Fund aids grads in research phase

The Columbian School of Arts and Sciences dean’s office will use an anonymous $10,000 donation to establish a fund to support graduate students who are completing their dissertations.

The new fund will help CSAS graduate students who are working on dissertations pay the $680 per semester continuous research fee, which will be implemented this fall.

“I’m tickled that it happened,” said Christopher Sterling, CSAS associate dean for graduate studies. “Grad students need money the most and have it the least. Whoever the donor is – thank God.”

“The amount of money coming from students due to the increased fee will still be greater than the amount returning to students from this new research support fund,” said Student Association Graduate Sen. Emily Cummins (CSAS). “But the establishment of this fund is definitely a step in the right direction.”

Last fall’s fee increase provoked heated reactions from CSAS graduate students, who complained that the hike was unjustified.

CSAS Dean Lester Lefton, however, said this fund was not created as a result of CSAS graduate student complaints.

“This has nothing to do with the new graduate fee,” Lefton said.

Lefton said the fund came from an anonymous donor who specified the donation should go to graduate students in the dissertation phase.

Lefton said the fund will be distributed this year to between five and 10 students. The grants awarded will vary from $500 to $2,000 and will be based on the applicant’s prospectus.

Lefton and Sterling will choose the recipients of the grant. Lefton and Sterling will consult with CSAS faculty members to make the decisions.

Lefton said the decisions will be based on the merit of the students rather than their financial need.

“We understand the needs they have, but this will not be based on need but on the quality of the proposals,” he said.

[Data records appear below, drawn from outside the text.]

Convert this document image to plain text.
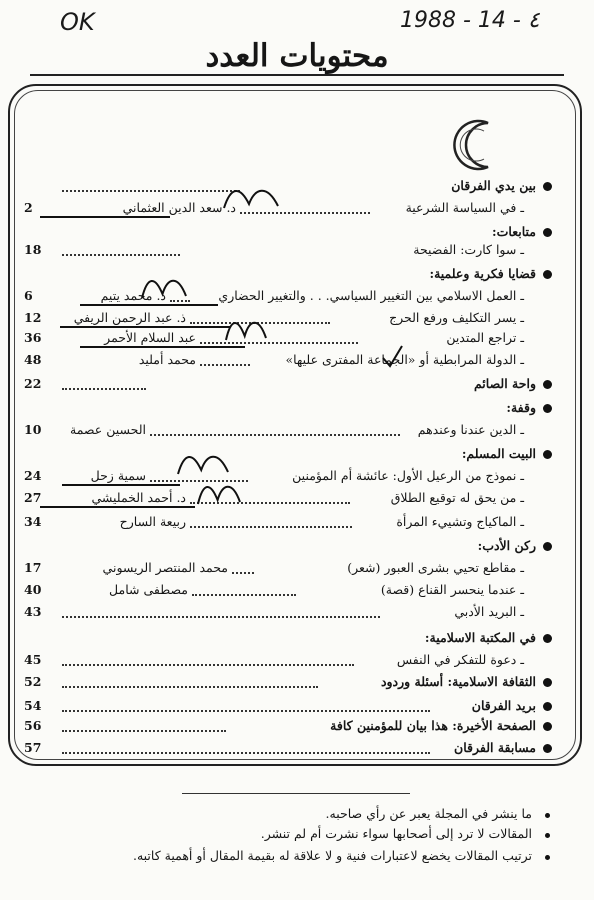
OK	1988 - 14 - ٤
محتويات العدد
بين يدي الفرقان
ـ في السياسة الشرعية
د. سعد الدين العثماني
2
متابعات:
ـ سوا كارت: الفضيحة
18
قضايا فكرية وعلمية:
ـ العمل الاسلامي بين التغيير السياسي. . . والتغيير الحضاري
ذ. محمد يتيم
6
ـ يسر التكليف ورفع الحرج
ذ. عبد الرحمن الريفي
12
ـ تراجع المتدين
عبد السلام الأحمر
36
ـ الدولة المرابطية أو «الجماعة المفترى عليها»
محمد أمليد
48
واحة الصائم
22
وقفة:
ـ الدين عندنا وعندهم
الحسين عصمة
10
البيت المسلم:
ـ نموذج من الرعيل الأول: عائشة أم المؤمنين
سمية زحل
24
ـ من يحق له توقيع الطلاق
د. أحمد الخمليشي
27
ـ الماكياج وتشييء المرأة
ربيعة السارح
34
ركن الأدب:
ـ مقاطع تحيي بشرى العبور (شعر)
محمد المنتصر الريسوني
17
ـ عندما ينحسر القناع (قصة)
مصطفى شامل
40
ـ البريد الأدبي
43
في المكتبة الاسلامية:
ـ دعوة للتفكر في النفس
45
الثقافة الاسلامية: أسئلة وردود
52
بريد الفرقان
54
الصفحة الأخيرة: هذا بيان للمؤمنين كافة
56
مسابقة الفرقان
57
ما ينشر في المجلة يعبر عن رأي صاحبه.
المقالات لا ترد إلى أصحابها سواء نشرت أم لم تنشر.
ترتيب المقالات يخضع لاعتبارات فنية و لا علاقة له بقيمة المقال أو أهمية كاتبه.
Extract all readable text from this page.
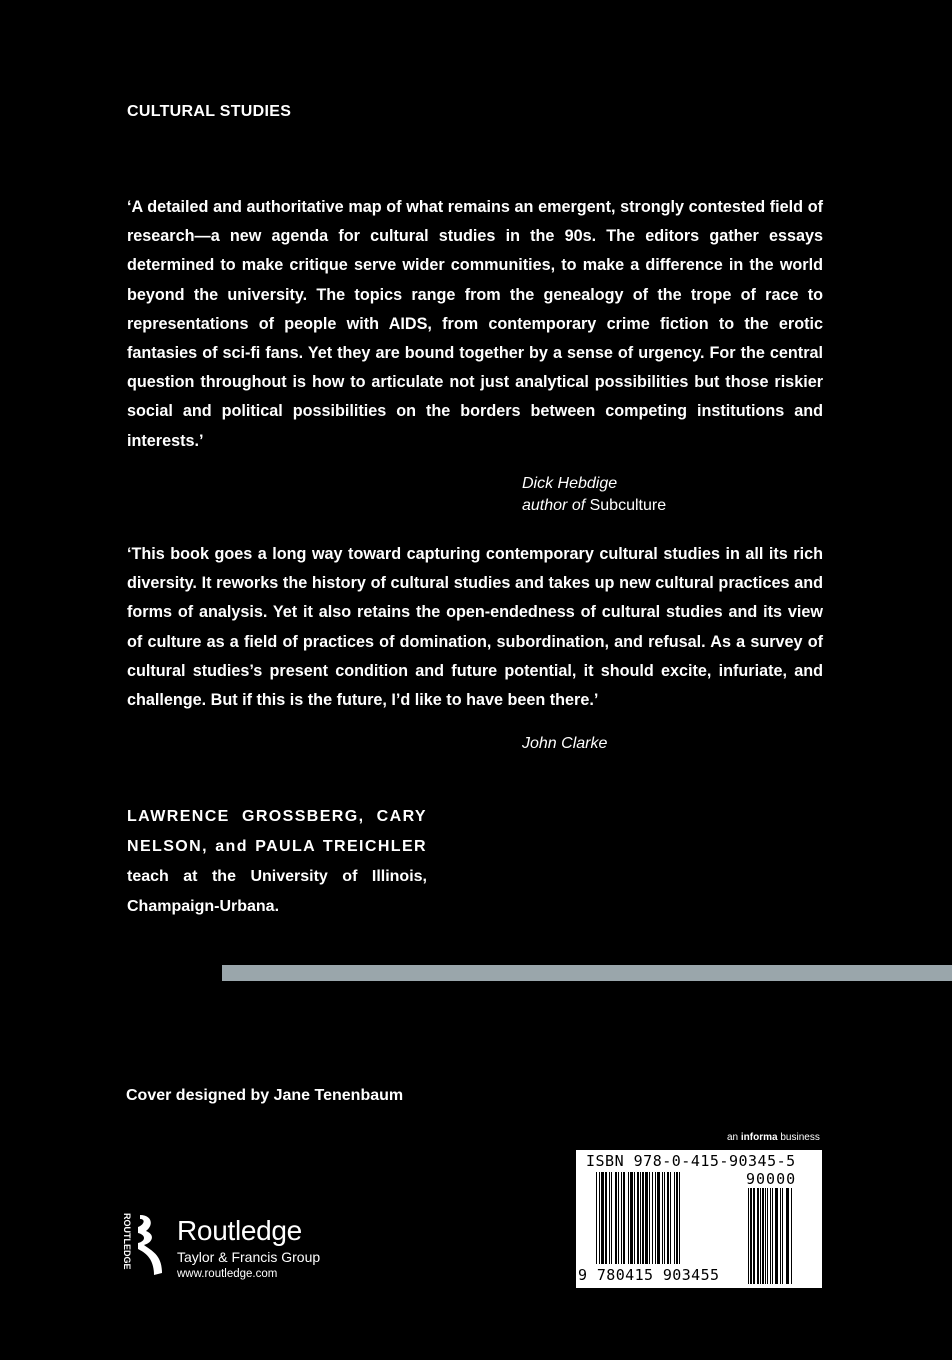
CULTURAL STUDIES

‘A detailed and authoritative map of what remains an emergent, strongly contested field of research—a new agenda for cultural studies in the 90s. The editors gather essays determined to make critique serve wider communities, to make a difference in the world beyond the university. The topics range from the genealogy of the trope of race to representations of people with AIDS, from contemporary crime fiction to the erotic fantasies of sci-fi fans. Yet they are bound together by a sense of urgency. For the central question throughout is how to articulate not just analytical possibilities but those riskier social and political possibilities on the borders between competing institutions and interests.’

Dick Hebdige
author of Subculture

‘This book goes a long way toward capturing contemporary cultural studies in all its rich diversity. It reworks the history of cultural studies and takes up new cultural practices and forms of analysis. Yet it also retains the open-endedness of cultural studies and its view of culture as a field of practices of domination, subordination, and refusal. As a survey of cultural studies’s present condition and future potential, it should excite, infuriate, and challenge. But if this is the future, I’d like to have been there.’

John Clarke

LAWRENCE GROSSBERG, CARY NELSON, and PAULA TREICHLER teach at the University of Illinois, Champaign-Urbana.

Cover designed by Jane Tenenbaum
an informa business
ISBN 978-0-415-90345-5
90000
9 780415 903455
ROUTLEDGE Routledge
Taylor & Francis Group
www.routledge.com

Cummins said she supports the allocation method and believes students who need and deserve financial support will benefit.

“Allocating grant money on a competitive basis and earmarking social science researchers are both appropriate decisions,” Cummins said.

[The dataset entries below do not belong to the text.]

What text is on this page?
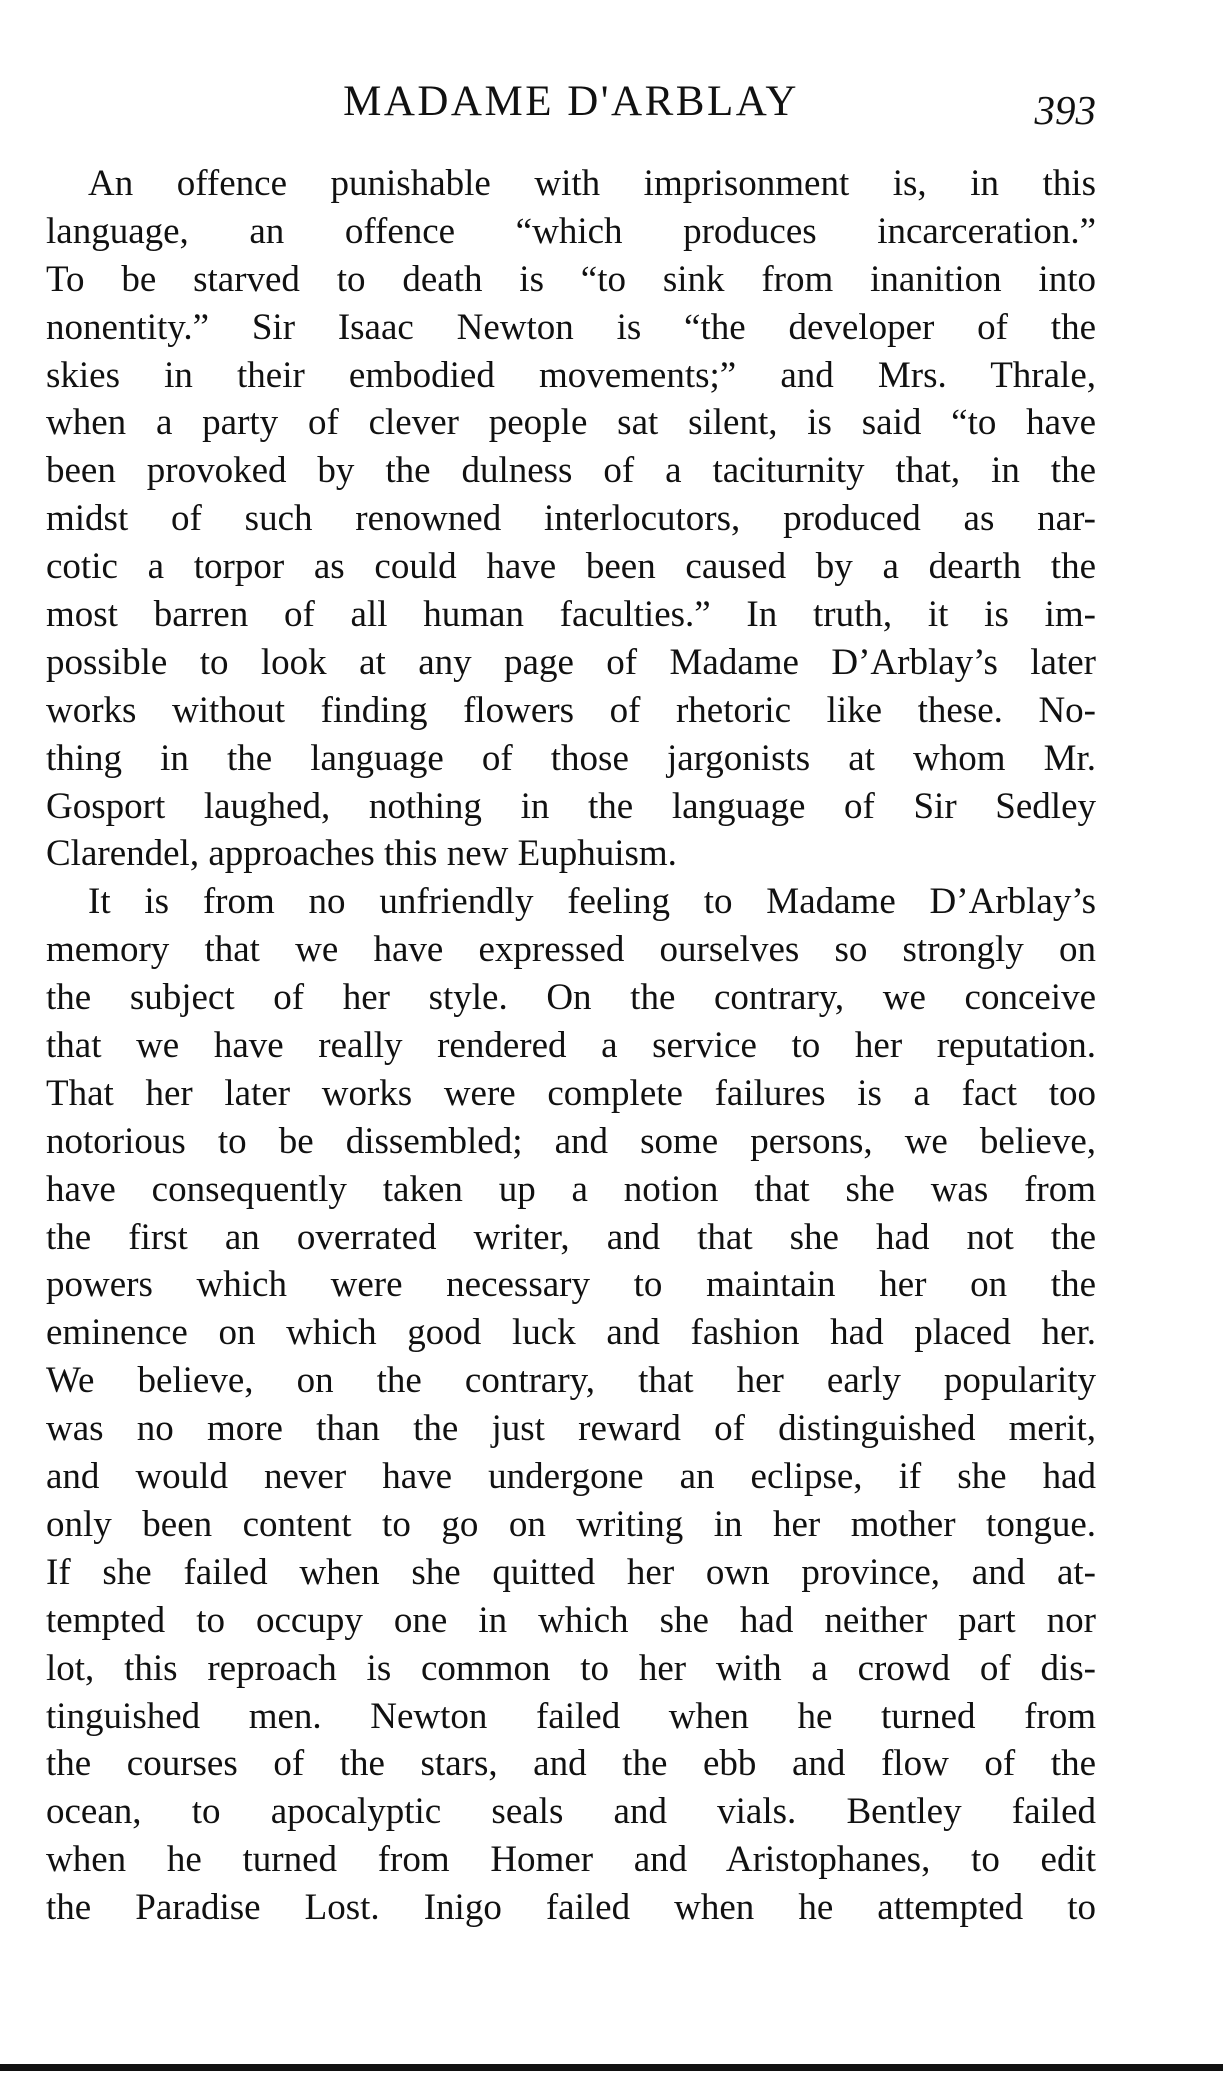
MADAME D'ARBLAY	393
An offence punishable with imprisonment is, in this
language, an offence “which produces incarceration.”
To be starved to death is “to sink from inanition into
nonentity.” Sir Isaac Newton is “the developer of the
skies in their embodied movements;” and Mrs. Thrale,
when a party of clever people sat silent, is said “to have
been provoked by the dulness of a taciturnity that, in the
midst of such renowned interlocutors, produced as nar-
cotic a torpor as could have been caused by a dearth the
most barren of all human faculties.” In truth, it is im-
possible to look at any page of Madame D’Arblay’s later
works without finding flowers of rhetoric like these. No-
thing in the language of those jargonists at whom Mr.
Gosport laughed, nothing in the language of Sir Sedley
Clarendel, approaches this new Euphuism.
It is from no unfriendly feeling to Madame D’Arblay’s
memory that we have expressed ourselves so strongly on
the subject of her style. On the contrary, we conceive
that we have really rendered a service to her reputation.
That her later works were complete failures is a fact too
notorious to be dissembled; and some persons, we believe,
have consequently taken up a notion that she was from
the first an overrated writer, and that she had not the
powers which were necessary to maintain her on the
eminence on which good luck and fashion had placed her.
We believe, on the contrary, that her early popularity
was no more than the just reward of distinguished merit,
and would never have undergone an eclipse, if she had
only been content to go on writing in her mother tongue.
If she failed when she quitted her own province, and at-
tempted to occupy one in which she had neither part nor
lot, this reproach is common to her with a crowd of dis-
tinguished men. Newton failed when he turned from
the courses of the stars, and the ebb and flow of the
ocean, to apocalyptic seals and vials. Bentley failed
when he turned from Homer and Aristophanes, to edit
the Paradise Lost. Inigo failed when he attempted to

Sterling said he is unsure of the number of applications he will receive by the Feb. 15 deadline, or the competitiveness of the grants. He said he expects to receive more than the two applications he has so far.

Cummins said an SA Senate resolution will be sent to the Academic Affairs Committee next Tuesday, a move she said she hopes will encourage the administration to make the fund a permanent part of GW’s budget.

“The administration is consciously strengthening its support of graduate students,” Cummins said. “The SA wants to make sure that this dissertation support fund will last for years and years.”